За дверью послышались говор и шаги. Показалась спина, блеснул погон, еще один погон… Четыре эсесовца, скользя на ступеньках, внесли какой-то длинный тюк. Они опустили его на пол, выпрямились и одновременно козырнули. В этом обмякшем тюке Николай успел рассмотреть очертания человеческого тела.
— Обыскать, — приказал Радомский.
Офицер снова щелкнул каблуками, обветренное лицо его было багрово-синим.
В суматохе все забыли о Русевиче. Он стоял в углу коридора, наблюдая за эсесовцами, обыскивавшими убитого.

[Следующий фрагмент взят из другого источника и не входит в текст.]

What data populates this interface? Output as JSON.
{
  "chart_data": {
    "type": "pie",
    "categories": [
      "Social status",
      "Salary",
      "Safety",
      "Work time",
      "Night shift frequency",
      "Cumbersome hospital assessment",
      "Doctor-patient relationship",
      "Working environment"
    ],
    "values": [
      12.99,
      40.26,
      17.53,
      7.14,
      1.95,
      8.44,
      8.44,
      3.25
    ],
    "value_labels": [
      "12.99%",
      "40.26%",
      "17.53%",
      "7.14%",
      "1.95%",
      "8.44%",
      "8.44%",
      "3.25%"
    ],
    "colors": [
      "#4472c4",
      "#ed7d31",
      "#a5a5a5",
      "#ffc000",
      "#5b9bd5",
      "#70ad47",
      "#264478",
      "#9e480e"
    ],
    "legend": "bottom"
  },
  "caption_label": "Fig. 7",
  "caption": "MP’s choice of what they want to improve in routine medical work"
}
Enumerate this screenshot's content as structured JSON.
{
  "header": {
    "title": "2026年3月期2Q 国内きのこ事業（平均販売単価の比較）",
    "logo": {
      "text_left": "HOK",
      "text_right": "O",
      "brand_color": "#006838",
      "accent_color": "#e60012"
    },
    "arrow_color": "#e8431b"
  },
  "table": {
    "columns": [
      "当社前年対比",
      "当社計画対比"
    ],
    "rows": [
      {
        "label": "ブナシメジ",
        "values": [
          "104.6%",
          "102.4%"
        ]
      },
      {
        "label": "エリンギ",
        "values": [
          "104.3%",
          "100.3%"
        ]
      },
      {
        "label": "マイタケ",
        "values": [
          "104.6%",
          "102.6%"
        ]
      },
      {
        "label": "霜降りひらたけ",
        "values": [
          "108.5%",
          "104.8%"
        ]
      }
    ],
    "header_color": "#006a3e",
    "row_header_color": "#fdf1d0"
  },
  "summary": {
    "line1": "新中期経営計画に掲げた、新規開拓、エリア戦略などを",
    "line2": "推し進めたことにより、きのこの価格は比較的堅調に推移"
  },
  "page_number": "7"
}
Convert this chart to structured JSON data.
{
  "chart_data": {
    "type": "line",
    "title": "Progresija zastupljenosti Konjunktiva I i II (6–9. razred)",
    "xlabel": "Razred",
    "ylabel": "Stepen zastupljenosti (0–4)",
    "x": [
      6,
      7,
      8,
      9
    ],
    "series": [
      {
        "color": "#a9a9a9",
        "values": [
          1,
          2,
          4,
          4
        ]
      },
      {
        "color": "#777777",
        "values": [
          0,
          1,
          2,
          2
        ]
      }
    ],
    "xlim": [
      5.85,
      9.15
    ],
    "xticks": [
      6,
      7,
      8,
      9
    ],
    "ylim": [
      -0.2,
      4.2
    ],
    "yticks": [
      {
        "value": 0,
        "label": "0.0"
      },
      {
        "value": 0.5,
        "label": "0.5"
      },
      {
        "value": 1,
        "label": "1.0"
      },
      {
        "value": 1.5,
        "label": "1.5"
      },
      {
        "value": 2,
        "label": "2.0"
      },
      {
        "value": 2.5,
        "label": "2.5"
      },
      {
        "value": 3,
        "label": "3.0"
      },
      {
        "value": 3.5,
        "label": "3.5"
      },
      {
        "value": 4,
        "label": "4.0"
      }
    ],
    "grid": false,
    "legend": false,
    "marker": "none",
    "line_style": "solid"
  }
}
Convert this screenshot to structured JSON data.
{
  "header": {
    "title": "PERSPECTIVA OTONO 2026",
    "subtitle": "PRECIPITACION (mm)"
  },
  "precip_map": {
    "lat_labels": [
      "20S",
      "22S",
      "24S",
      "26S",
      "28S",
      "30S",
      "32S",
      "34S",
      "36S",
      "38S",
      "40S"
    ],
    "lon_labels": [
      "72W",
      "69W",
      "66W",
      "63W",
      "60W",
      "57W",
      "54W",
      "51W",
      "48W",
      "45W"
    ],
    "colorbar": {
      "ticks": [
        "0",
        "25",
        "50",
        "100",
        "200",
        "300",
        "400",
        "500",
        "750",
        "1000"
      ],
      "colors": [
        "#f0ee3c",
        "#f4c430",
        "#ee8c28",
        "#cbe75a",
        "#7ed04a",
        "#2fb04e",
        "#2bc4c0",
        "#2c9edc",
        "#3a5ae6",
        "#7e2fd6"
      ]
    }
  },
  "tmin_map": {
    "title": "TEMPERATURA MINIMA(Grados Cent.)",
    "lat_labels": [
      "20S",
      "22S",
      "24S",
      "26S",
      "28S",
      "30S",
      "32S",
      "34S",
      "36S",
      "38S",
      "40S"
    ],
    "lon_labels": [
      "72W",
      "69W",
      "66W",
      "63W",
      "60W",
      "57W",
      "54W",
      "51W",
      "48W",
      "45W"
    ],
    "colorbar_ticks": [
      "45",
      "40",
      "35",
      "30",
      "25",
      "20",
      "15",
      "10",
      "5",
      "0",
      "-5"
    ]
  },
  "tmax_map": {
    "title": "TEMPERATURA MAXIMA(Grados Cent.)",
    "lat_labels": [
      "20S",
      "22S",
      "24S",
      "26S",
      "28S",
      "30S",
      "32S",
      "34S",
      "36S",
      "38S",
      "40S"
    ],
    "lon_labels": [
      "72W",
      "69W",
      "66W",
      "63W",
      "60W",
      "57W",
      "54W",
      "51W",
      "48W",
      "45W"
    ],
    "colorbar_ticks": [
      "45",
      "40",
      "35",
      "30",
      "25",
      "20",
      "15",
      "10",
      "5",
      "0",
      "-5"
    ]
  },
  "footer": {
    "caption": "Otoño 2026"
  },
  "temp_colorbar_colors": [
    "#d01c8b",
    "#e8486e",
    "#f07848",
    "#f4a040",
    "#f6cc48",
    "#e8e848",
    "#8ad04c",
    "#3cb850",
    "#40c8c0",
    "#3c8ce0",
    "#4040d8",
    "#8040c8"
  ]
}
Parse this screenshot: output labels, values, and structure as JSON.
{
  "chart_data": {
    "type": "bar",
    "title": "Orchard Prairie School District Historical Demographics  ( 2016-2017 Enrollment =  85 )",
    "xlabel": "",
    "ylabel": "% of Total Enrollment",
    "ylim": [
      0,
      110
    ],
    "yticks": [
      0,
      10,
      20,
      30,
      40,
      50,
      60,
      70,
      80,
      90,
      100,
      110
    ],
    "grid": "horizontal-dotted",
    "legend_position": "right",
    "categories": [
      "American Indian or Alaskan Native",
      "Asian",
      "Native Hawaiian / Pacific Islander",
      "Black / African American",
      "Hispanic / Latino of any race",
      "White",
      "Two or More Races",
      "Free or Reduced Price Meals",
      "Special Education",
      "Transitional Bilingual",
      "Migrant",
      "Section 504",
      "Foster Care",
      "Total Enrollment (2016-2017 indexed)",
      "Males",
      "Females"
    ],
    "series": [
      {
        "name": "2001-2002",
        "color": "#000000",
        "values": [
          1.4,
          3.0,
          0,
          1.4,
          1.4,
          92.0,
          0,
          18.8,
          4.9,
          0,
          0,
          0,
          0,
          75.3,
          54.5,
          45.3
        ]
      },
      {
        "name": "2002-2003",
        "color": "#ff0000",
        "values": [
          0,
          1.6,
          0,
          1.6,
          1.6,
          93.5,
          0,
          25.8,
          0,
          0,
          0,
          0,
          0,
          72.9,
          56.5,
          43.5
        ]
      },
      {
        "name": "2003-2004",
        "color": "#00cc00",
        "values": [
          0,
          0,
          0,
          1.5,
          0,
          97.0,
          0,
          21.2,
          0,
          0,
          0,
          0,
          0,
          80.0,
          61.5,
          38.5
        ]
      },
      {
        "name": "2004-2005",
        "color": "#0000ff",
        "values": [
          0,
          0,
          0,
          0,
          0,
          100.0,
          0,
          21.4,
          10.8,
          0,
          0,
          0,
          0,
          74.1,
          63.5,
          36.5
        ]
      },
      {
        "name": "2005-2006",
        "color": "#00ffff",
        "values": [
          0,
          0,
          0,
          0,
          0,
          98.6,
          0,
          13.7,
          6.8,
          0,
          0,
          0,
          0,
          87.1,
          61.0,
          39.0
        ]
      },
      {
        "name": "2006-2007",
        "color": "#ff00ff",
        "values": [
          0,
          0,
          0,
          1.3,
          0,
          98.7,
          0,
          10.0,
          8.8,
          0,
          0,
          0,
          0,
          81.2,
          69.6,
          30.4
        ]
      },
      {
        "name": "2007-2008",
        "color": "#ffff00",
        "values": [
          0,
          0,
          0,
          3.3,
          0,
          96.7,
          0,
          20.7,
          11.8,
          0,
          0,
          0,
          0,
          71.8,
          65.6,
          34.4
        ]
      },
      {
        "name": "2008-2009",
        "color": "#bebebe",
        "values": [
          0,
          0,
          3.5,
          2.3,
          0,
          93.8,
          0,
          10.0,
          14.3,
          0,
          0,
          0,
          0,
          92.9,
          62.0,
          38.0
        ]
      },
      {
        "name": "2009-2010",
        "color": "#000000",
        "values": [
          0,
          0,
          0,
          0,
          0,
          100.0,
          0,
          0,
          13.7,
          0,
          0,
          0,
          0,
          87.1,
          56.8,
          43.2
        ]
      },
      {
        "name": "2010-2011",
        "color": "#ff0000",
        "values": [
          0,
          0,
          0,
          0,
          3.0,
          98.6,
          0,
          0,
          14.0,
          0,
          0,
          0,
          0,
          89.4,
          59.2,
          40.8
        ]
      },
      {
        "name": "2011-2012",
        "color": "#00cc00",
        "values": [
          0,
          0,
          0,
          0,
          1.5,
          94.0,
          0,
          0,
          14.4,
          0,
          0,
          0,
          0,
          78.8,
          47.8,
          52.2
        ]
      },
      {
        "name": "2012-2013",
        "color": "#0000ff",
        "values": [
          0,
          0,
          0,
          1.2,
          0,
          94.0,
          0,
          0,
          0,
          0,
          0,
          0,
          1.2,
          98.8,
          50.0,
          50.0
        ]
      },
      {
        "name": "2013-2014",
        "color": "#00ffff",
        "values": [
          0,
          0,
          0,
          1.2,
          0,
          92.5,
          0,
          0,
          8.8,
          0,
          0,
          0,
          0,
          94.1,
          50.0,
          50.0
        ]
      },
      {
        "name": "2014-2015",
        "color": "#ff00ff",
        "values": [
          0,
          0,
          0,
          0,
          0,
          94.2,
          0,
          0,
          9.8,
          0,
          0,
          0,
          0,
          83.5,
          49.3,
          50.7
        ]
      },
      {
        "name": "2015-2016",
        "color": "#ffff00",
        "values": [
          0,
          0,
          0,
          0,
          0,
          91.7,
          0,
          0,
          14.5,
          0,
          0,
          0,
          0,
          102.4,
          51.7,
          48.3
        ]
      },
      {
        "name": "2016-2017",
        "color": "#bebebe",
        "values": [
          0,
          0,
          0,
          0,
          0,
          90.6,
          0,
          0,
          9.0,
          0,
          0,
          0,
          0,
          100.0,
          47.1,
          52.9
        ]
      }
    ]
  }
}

Быть может, не больше двух-трех секунд Русевич видел неподвижное лицо партизана. Но этого было достаточно. Он узнал Дремина.
В степи
Заветная мечта фрау Нелли, наконец-то, сбывалась. Она уезжала на Запад… Казалось бы, для нее не имело смысла покидать Киев в самом начале 1943 года, когда фашистское радио чуть ли не ежечасно возвещало о новых грандиозных победах немецкого оружия, когда газеты оккупантов пестрели астрономическими цифрами русских потерь, а доктор Геббельс (в который уже раз!) торжественно сообщал, что фактически советские армии больше не существуют. Но у всех на устах был Сталинград, печать траура лежала на лицах немцев — поэтому их победные клики никого не могли обмануть.
Неля уезжала. Наиболее надежным из всех ее новых друзей и знакомых оказался шеф. Он сказал ей по секрету, что больше не верит ни радио, ни газетам, ни сводкам, а верит только тому, что видит сам. Он видел бесконечные санитарные автоколонны — груды обмороженных и раненых немецких солдат, разбитые танки на платформах, исковерканные «Юнкерсы» и «Мессершмитты», с крестами на печально поникших, переломанных крыльях.